Websitebetreiber verstieß gegen DSGVO
Im August 2020 brachte „NOYB“ – der Verein des Salzburger Datenschutzaktivisten Max Schrems – bei der Datenschutzbehörde eine Beschwerde gegen die (damalige) Medieninhaberin einer Website sowie gegen die Google LLC ein. Gegenstand der Beschwerde war der Einsatz von Google Analytics und die damit einhergegangene Übermittlung von Daten an Google LLC – sohin in die USA. Es gibt zwei Versionen von Google Analytics: Eine kostenlose Version sowie eine kostenpflichtige namens Google Analytics 360. Die kostenlose Version wurde zum für das Verfahren maßgeblichen Zeitpunkt von der Google LLC zur Verfügung gestellt, seit Ende April 2021 werden beide Google Analytics Versionen von Google Ireland Limited bereitgestellt. Google Analytics bietet eine „IP Anonymisierungsfunktion“, welche auf der betroffenen Website zum maßgeblichen Zeitpunkt – laut von der DSB festgestelltem Sachverhalt – nicht aktiviert war. Die Datenschutzbehörde stellte eine Verletzung der DSGVO durch den Websitebetreiber fest.

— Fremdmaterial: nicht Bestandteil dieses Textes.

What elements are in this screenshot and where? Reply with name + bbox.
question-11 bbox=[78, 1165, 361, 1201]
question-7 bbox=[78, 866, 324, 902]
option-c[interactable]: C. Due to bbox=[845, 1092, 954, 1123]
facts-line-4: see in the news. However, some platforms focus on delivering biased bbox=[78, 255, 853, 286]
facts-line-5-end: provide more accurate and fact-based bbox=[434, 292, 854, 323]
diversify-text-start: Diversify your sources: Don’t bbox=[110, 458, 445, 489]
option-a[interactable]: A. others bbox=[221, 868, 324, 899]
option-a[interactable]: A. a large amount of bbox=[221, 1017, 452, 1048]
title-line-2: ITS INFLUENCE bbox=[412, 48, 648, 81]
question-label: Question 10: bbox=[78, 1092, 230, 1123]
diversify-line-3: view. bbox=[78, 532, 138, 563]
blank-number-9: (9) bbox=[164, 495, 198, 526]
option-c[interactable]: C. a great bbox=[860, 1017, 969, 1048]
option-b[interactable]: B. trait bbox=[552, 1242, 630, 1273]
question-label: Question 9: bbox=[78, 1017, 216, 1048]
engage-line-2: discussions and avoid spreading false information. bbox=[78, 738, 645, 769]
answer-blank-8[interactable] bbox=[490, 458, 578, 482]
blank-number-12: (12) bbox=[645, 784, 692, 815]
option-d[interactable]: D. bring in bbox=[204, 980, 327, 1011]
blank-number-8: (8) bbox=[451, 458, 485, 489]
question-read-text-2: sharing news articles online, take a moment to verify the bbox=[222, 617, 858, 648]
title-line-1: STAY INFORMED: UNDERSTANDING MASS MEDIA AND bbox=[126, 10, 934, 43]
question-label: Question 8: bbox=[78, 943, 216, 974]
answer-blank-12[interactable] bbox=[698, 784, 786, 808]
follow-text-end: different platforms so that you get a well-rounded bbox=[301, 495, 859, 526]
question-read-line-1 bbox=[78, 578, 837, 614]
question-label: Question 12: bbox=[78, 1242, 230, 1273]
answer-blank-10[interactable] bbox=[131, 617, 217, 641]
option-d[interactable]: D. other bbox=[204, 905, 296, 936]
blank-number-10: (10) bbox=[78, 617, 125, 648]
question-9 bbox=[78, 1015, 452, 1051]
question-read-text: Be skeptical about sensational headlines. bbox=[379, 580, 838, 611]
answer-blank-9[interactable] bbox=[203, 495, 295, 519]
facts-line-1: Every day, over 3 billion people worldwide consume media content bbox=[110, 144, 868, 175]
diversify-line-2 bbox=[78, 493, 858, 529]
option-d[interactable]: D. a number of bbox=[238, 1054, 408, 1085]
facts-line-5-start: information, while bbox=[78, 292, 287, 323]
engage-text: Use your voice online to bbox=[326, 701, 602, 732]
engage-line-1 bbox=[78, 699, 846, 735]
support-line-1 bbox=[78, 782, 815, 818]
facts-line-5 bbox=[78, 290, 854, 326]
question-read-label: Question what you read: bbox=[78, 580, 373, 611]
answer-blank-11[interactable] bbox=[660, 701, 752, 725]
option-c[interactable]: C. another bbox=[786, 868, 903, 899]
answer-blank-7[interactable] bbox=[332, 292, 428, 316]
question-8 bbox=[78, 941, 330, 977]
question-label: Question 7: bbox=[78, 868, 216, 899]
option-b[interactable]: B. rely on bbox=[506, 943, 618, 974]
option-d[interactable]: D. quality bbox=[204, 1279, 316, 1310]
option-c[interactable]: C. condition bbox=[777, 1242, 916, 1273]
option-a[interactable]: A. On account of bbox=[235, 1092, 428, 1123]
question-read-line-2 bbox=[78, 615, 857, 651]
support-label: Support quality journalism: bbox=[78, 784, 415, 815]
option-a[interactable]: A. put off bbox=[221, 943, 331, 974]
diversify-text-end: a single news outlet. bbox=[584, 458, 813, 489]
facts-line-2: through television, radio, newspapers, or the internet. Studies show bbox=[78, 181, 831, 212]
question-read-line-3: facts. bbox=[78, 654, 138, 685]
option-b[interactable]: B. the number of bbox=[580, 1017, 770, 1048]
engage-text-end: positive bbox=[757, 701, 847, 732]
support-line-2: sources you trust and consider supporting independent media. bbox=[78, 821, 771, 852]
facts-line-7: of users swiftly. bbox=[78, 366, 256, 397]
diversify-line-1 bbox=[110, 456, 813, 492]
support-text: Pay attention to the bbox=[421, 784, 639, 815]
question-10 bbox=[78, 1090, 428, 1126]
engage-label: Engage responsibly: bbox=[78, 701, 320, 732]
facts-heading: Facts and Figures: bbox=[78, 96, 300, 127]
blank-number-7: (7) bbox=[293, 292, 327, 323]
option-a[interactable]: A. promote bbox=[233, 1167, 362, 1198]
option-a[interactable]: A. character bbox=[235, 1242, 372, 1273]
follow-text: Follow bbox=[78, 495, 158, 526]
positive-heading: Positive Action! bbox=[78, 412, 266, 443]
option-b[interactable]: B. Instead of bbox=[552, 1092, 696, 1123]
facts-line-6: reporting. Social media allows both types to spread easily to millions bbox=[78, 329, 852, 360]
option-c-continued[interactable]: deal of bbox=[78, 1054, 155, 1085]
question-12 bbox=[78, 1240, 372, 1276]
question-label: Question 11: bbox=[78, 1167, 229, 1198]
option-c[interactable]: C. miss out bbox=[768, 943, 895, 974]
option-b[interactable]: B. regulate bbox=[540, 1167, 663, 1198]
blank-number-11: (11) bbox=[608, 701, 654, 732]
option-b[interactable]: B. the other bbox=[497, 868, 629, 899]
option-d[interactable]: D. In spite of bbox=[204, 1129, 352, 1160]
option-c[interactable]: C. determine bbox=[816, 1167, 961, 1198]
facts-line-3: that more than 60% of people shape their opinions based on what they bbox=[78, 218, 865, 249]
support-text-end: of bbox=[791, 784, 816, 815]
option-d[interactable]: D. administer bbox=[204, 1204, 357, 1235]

Cookies mit IDs sind personenbezogene Daten
Die durch Google Analytics via der Cookies „_ga“, „cid“, „_gid im Browser, und somit auf dem Endgerät des Nutzers, abgelegten einzigartigen Online-Kennungen bilden nach Auffassung der österreichischen Datenschutzbehörde personenbezogene Daten im Sinne der DSGVO – und zwar unabhängig von einer Verknüpfung mit IP-Adressen; durch die Verknüpfung dieser Kennungen mit IP-Adressen werde die Identifizierbarkeit von Nutzern aber noch erhöht.

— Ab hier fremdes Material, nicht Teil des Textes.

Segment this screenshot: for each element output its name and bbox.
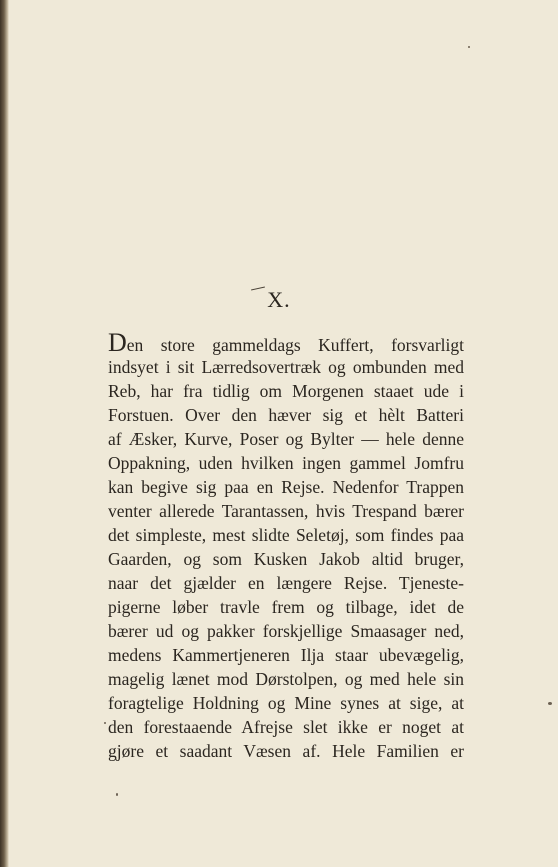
text-line: foragtelige Holdning og Mine synes at sige, at [108, 693, 464, 713]
text-line: magelig lænet mod Dørstolpen, og med hele sin [108, 669, 464, 689]
text-line: Reb, har fra tidlig om Morgenen staaet ude i [108, 381, 464, 401]
text-line: kan begive sig paa en Rejse. Nedenfor Trappen [108, 477, 464, 497]
paper-speck [468, 46, 470, 48]
text-line: Gaarden, og som Kusken Jakob altid bruger, [108, 549, 464, 569]
text-line: pigerne løber travle frem og tilbage, idet de [108, 597, 464, 617]
text-line: venter allerede Tarantassen, hvis Trespand bærer [108, 501, 464, 521]
paper-speck [104, 722, 106, 724]
paper-speck [548, 702, 552, 705]
text-line: Oppakning, uden hvilken ingen gammel Jomfru [108, 453, 464, 473]
text-line: Forstuen. Over den hæver sig et hèlt Batteri [108, 405, 464, 425]
chapter-heading: X. [267, 287, 291, 312]
first-line-text: en store gammeldags Kuffert, forsvarligt [126, 335, 464, 355]
paper-speck [116, 793, 118, 796]
text-line: naar det gjælder en længere Rejse. Tjeneste- [108, 573, 464, 593]
text-line: gjøre et saadant Væsen af. Hele Familien er [108, 741, 464, 761]
text-line: af Æsker, Kurve, Poser og Bylter — hele denne [108, 429, 464, 449]
drop-capital: D [108, 328, 127, 357]
text-line: den forestaaende Afrejse slet ikke er noget at [108, 717, 464, 737]
text-line: bærer ud og pakker forskjellige Smaasager ned, [108, 621, 464, 641]
text-line: indsyet i sit Lærredsovertræk og ombunden med [108, 357, 464, 377]
text-line: medens Kammertjeneren Ilja staar ubevægelig, [108, 645, 464, 665]
page-binding-shadow [0, 0, 9, 867]
text-line: det simpleste, mest slidte Seletøj, som findes paa [108, 525, 464, 545]
text-line-first [108, 328, 464, 357]
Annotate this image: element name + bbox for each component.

Datenübermittlung in die USA rechtswidrig
Nach Auffassung der Datenschutzbehörde konnte das Tool Google Analytics „jedenfalls in der Version vom 14. August 2020“ – also soweit es zu einer Datenübermittlung in die USA kommt – nicht in Einklang mit den Vorgaben der DSGVO genutzt werden, war also in dieser Konstellation rechtswidrig. Ob dies in der aktuellen Konstellation (Zwischenschaltung der Google Ireland Ltd. als Anbieter für Google Analytics in der EU) ausgeschlossen ist, bleibt offen (da nicht verfahrensgegenständlich) – maßgeblich ist hierfür die Frage, ob de facto dennoch eine Drittlandübermittlung (an Google LLC) stattfindet.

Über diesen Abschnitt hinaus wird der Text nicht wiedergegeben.